It was a positive start to the year as local assets delivered strong returns, with local equities posting the best start to a year since 2012. The only exception was local property, taking a breather from the relatively strong recovery over the past few months. Global markets were slightly more mixed, with returns being relatively muted compared to those achieved locally. As the rand depreciated slightly throughout the month, local investors received a currency pickup from their offshore investments, with the average global flexible portfolio returning 3.5%. Making headlines this month was the uprise of amateur investors against large institutions. An investment group on Reddit decided to bid up (buy) the shares of, amongst others, failing video game retailer GameStop, knowing full well there are various hedge fund managers shorting this stock, possibly without having covered position (“naked short”). This forced the managers to buy back the shares to cover their positions at significantly higher prices, thereby driving the prices even higher (“short squeeze”) and incurring major losses. The financial upset resulted in billions of dollars of wealth transfer.

In terms of economics, local interest rates were left unchanged at 3.5% even as
inflation eased slightly to 3.1% for December. Manufacturing data disappointed
for November, and we were again confronted with loadshedding. Globally, growth indicators were mixed, but policymakers once again reiterated their commitments to further ease monetary conditions if required. The International Monetary Fund (IMF) updated their growth forecasts, lifting their global growth expectations, but unfortunately turning more pessimistic towards South Africa. They have cautioned that growth forecasts will largely be dependent on the effectiveness of vaccine rollouts.


At time of writing this market overview, the first batch of COVID-19 vaccinations, the AstraZeneca vaccinations from India, have arrived in South Africa. These vaccinations require two injections, with the second injection needing to be administered four to twelve weeks after the first. The AstraZeneca vaccination, which is a viral vector vaccine (meaning it uses a modified virus to deliver a genetic code of cells that train the immune system, rather than delivering the infectious pathogen itself), has an efficacy rate of approximately 70% (based on data from United Kingdom and Brazil), which is slightly lower than those of the Pfizer/BioNTech and Moderna vaccines, but better than the Novavax vaccine. The use of the Pfizer/BioNTech and Moderna vaccinations hold significant logistical issues for countries like South Africa, as they need to be stored at extreme temperatures and are significantly more expensive. Nonetheless, South Africa is set to also receive batches from Pfizer, as well as Johnson & Johnson.

This first batch of approximately one million vaccinations will be used for healthcare workers, with a second batch expected towards the end of February. According to comments from government, they are aiming to vaccinate 40 million people (approximately 65% of the population) by the end of 2021. This will, however, be highly dependent on efficiency of the rollout, and whether orders are fulfilled.
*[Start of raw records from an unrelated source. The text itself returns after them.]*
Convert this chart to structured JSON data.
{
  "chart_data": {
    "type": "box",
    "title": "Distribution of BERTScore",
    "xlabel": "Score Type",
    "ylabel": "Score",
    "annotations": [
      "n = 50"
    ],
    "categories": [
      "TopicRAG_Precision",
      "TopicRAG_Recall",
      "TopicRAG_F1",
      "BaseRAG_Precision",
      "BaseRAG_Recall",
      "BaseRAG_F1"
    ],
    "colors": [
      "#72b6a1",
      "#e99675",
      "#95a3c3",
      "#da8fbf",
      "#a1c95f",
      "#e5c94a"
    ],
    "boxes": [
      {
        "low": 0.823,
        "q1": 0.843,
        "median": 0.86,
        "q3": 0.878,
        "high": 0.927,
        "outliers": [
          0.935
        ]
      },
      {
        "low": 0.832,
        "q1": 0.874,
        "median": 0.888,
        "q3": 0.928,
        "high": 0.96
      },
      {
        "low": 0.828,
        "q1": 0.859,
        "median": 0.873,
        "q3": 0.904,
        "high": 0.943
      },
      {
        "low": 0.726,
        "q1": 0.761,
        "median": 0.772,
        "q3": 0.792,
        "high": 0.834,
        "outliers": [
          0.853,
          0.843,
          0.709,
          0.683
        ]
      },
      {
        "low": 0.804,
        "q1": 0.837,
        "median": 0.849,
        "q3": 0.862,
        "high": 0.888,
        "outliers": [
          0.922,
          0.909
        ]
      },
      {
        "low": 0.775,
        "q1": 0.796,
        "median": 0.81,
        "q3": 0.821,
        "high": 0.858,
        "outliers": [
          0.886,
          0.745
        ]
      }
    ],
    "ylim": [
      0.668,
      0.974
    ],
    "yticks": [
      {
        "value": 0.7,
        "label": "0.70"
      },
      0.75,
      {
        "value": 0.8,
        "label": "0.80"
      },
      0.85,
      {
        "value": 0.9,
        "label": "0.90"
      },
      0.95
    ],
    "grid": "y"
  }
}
While the process could run very smoothly, and the take-up well-received (according to surveys, approximately 70% of South Africans are currently willing to take the vaccination), there is a downside risk that orders get delayed or that emerging countries like South Africa get left behind in global procurement and implementation. It seems we are already late to the party when compared to the progress of peers.
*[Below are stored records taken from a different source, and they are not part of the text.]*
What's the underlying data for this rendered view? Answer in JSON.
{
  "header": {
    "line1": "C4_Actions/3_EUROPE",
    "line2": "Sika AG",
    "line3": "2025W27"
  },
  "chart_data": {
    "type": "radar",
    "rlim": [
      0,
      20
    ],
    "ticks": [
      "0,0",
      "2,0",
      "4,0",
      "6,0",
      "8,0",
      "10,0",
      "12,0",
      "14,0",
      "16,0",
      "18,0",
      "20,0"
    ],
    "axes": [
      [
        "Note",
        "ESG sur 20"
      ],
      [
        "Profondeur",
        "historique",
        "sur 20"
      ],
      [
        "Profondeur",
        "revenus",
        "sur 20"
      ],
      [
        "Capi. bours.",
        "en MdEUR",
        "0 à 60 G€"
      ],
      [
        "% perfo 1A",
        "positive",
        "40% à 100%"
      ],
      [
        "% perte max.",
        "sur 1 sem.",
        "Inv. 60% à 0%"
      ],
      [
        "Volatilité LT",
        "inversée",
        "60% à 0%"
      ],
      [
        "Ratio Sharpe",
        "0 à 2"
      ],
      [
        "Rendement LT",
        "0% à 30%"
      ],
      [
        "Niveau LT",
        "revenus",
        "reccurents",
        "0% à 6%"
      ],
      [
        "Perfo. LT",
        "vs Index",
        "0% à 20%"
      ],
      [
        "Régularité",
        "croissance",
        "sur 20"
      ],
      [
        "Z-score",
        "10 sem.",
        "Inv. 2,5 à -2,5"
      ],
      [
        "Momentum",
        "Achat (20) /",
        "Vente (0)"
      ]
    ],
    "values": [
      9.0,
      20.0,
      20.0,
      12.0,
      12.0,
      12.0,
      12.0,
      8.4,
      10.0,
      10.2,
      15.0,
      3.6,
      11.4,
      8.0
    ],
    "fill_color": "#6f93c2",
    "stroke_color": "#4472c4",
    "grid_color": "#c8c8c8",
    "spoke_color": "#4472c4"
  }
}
In concluding our investment views for the first quarter at the start of January, we found support for our view on the economic recovery. This view is based on:

  1. Improving fundamental factors being further driven by aggressive policy support (both monetary and fiscal),
  2. increasingly positive advancements in COVID vaccinations, and
  3. relatively low recession risk from a global view.

We maintain our optimistic view of a supported and balanced recovery, suggesting a pro-cyclical-growth stance.
Our active bets remain relatively cautious however, based on rich valuations, policy-error risk, and the risk of virusmutations or vaccination headwinds.